Spain produced 35% less renewable energy in 2018 than Portugal
However, although Spain has more coastline and surface and has similar light and weather conditions to Portugal, Spain produces 35% less green energy.
While in the Portuguese market 75% of electricity consumption came from renewable energy in 2018, in Spain electricity from clean energy accounted for 40% (taking into account the particular case that the sun tax had not yet been repealed), as published by La Sexta.
Portugal has 1.22 GW of photovoltaic capacity in its portfolio, which are in different stages of development, according to a GlobalData report. The objective is for the figure to rise to 1.74 GW by 2023 but the figures from the recent auction and the one forecast for January 2020 indicate that in 2023 it will reach between 3.8GW and 4.3 GW.
However, everything indicates that Spain will take the lead.

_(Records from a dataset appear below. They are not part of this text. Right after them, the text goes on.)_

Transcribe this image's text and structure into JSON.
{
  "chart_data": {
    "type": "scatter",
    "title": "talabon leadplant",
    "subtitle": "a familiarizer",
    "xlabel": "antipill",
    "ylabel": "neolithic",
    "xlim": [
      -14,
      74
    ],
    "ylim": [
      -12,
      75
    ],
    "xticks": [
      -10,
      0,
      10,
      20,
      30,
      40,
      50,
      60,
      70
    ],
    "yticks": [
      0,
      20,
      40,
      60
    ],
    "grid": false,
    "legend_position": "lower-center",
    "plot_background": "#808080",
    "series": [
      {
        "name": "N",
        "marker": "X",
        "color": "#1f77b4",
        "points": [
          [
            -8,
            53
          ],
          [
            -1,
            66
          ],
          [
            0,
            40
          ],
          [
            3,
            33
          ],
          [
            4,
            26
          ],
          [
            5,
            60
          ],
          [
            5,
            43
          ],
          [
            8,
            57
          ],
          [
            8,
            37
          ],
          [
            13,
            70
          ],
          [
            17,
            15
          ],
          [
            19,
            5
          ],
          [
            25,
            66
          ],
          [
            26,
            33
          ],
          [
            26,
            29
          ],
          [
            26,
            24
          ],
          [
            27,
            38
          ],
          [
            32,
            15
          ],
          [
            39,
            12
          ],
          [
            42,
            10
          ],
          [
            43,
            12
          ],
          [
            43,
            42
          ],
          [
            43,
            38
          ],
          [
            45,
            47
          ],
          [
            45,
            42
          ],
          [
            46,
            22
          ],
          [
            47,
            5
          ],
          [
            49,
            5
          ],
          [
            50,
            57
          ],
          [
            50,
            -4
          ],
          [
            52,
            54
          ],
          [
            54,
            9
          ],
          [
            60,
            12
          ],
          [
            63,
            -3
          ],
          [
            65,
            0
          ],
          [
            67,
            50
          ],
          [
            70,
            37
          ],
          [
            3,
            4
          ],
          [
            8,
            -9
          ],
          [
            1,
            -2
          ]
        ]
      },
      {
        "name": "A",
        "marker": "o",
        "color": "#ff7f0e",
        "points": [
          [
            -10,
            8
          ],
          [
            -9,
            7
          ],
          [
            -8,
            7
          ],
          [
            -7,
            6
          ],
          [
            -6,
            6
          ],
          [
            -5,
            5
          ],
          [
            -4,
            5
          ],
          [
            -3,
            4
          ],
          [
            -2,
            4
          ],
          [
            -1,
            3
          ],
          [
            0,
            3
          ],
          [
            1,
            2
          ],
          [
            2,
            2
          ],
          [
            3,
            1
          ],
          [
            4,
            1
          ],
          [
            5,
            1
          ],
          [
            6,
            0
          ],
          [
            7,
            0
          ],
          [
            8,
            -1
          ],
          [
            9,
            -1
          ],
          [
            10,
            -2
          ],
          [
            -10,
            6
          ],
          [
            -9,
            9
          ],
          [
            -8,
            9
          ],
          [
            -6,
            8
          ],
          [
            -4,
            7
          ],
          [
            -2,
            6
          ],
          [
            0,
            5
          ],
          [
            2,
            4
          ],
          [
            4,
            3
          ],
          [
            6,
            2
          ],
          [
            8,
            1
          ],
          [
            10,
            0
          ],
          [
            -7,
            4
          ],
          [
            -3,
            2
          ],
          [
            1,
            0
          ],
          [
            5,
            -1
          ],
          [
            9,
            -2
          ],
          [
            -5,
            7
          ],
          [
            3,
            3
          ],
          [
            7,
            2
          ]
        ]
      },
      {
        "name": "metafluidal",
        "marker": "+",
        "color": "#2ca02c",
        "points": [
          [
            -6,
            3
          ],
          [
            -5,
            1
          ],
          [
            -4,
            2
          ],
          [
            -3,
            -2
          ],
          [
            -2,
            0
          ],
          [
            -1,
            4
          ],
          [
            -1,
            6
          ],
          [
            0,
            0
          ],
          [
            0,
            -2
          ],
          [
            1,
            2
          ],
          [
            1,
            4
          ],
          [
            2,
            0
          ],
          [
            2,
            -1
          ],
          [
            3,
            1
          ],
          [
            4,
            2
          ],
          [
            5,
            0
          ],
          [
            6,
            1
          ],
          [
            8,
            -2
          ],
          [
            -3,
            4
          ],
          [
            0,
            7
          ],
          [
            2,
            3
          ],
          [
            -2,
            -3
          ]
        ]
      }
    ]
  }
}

It is true that none of the solar energy projects awarded in the Spanish market were connected to the network last year, however, the publication Renewable Energies estimates that the photovoltaic solar capacity in Spain could reach 24.5 GW in 2023. This figure would mean installing an additional capacity of 19.5 GW in the next five years. On a more distant horizon, the National Energy and Climate Plan plans to install more than 30 GW of solar energy until 2030.

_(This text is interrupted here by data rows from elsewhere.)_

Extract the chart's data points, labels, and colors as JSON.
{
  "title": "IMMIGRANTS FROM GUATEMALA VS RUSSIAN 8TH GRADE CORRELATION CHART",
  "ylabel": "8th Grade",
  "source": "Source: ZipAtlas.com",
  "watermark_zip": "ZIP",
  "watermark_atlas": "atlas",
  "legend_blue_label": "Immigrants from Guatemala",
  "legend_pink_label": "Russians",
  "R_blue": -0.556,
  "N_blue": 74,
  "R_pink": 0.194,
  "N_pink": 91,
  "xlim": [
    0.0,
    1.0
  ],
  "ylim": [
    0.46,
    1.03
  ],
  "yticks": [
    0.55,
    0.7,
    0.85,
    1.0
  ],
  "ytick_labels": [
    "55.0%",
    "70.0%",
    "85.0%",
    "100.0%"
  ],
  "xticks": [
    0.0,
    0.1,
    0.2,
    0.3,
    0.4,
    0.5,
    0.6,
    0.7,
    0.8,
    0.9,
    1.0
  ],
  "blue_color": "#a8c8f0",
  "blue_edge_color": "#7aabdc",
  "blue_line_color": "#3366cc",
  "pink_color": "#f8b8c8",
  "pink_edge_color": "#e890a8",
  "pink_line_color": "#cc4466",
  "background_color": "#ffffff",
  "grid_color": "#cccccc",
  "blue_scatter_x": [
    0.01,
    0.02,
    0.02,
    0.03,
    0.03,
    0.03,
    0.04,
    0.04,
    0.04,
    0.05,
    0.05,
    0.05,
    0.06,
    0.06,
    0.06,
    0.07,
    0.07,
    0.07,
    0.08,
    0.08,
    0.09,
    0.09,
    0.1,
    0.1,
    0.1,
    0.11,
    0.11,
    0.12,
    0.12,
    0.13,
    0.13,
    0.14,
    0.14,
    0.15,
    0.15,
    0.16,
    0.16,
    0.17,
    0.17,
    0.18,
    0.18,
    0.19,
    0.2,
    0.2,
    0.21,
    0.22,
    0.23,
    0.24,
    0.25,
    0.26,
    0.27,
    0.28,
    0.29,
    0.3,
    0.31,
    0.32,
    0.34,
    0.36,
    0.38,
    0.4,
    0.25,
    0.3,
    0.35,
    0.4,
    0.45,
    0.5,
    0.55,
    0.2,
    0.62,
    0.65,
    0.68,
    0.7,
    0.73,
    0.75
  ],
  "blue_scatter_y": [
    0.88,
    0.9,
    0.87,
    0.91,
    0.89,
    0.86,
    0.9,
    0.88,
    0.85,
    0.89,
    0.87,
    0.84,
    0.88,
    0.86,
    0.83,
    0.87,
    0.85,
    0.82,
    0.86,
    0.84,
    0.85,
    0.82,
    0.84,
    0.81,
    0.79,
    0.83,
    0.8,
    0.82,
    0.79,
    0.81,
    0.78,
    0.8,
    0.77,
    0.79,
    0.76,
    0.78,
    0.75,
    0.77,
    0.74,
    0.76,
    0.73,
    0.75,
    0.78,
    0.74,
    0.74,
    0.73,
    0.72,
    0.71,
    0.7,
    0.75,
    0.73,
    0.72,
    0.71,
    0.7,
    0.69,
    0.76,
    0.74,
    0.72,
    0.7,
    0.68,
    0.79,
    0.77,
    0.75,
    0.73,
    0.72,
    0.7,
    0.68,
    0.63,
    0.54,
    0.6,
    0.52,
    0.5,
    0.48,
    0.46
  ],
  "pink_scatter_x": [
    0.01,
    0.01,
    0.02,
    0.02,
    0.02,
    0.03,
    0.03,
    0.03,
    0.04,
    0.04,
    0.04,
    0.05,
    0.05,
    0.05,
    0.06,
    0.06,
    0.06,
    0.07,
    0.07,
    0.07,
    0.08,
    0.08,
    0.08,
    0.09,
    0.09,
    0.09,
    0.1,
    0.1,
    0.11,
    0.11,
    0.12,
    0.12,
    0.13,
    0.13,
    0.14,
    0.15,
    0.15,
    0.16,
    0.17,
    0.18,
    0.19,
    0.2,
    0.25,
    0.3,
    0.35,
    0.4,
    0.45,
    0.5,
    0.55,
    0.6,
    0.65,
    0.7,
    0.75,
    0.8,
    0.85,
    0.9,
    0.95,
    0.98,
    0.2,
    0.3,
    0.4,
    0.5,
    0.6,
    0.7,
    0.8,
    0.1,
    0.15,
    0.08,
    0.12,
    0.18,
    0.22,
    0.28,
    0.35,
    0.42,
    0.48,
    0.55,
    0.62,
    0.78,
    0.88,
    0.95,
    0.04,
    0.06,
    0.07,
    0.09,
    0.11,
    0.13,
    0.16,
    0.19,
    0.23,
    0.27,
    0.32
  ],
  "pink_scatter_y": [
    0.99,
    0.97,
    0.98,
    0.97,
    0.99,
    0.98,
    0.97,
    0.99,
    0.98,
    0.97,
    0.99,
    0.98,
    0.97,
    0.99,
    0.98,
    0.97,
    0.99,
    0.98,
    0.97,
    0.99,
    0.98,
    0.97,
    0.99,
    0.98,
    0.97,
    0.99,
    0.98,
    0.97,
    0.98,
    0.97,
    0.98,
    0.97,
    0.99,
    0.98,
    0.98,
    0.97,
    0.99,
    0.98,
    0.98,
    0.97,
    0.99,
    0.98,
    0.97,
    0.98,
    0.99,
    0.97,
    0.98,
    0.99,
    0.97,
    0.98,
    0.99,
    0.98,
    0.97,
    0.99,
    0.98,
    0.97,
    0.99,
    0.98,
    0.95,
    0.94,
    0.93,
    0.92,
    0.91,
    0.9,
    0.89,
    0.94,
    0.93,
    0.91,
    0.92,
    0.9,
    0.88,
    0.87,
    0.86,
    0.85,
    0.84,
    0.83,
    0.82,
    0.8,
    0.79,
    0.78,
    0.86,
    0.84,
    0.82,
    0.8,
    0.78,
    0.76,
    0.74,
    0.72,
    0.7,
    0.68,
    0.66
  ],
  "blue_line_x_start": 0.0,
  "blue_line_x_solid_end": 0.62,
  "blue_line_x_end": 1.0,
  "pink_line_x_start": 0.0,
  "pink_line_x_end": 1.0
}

In February, Portugal set a record for green consumption with 90% of wind production
But in addition, on February 1, Portugal again set records by recording that almost 90% of electricity consumption was of wind power. The Portuguese country took advantage of Spain with a daily production of 102.8 Gwh and 4,594 MW at the peak of maximum power, according to ABC.
But it is not the first time. Already in March 2018, the Portuguese country managed to become a reference in renewables. The energy needs of that month were covered with green energies: between hydraulic, wind, solar, geothermal and biomass sources. In fact, at this time the production of clean energy exceeded, for the first time, the demand, according to data published by the Portuguese Renewable Energy Association and the international Sustainable Earth System Association and collected by Euronews.
Spain, even with some pilot projects underway, does not have any offshore wind farm. In fact, it was not until this April that the first timid raid arrived: the first turbine on the coast of Gran Canaria began producing electricity. Also at this time, competition gave the green light to install the first turbines on the coast of the Basque Country, as El Economista reported.
Renewables in Spain face a speculative maelstrom
In this context, Spain has to save a stumbling block: the speculative one. Spanish regulatory authorities fear that a speculative avalanche threatens the development of renewable energy in the Spanish market. As Reuters reported, competition warned of the existing speculation with the connection points for future renewable projects.
Permits are obtained in exchange for a deposit but the regulatory body warned that the holders of these permits may have no real interest in the development and commissioning of the facilities, “but in obtaining a benefit with the transmission of permits”, picked up Europa Press.
Last month, the CNMC said in a statement:
“Some speculators stock up on the limited capacity available in order to speculate with it or paralyze the installation of viable projects.”
The warnings of the regulatory body have not yet translated into legislative actions due to the paralysis of the Government after the elections, given the impossibility of reaching an agreement.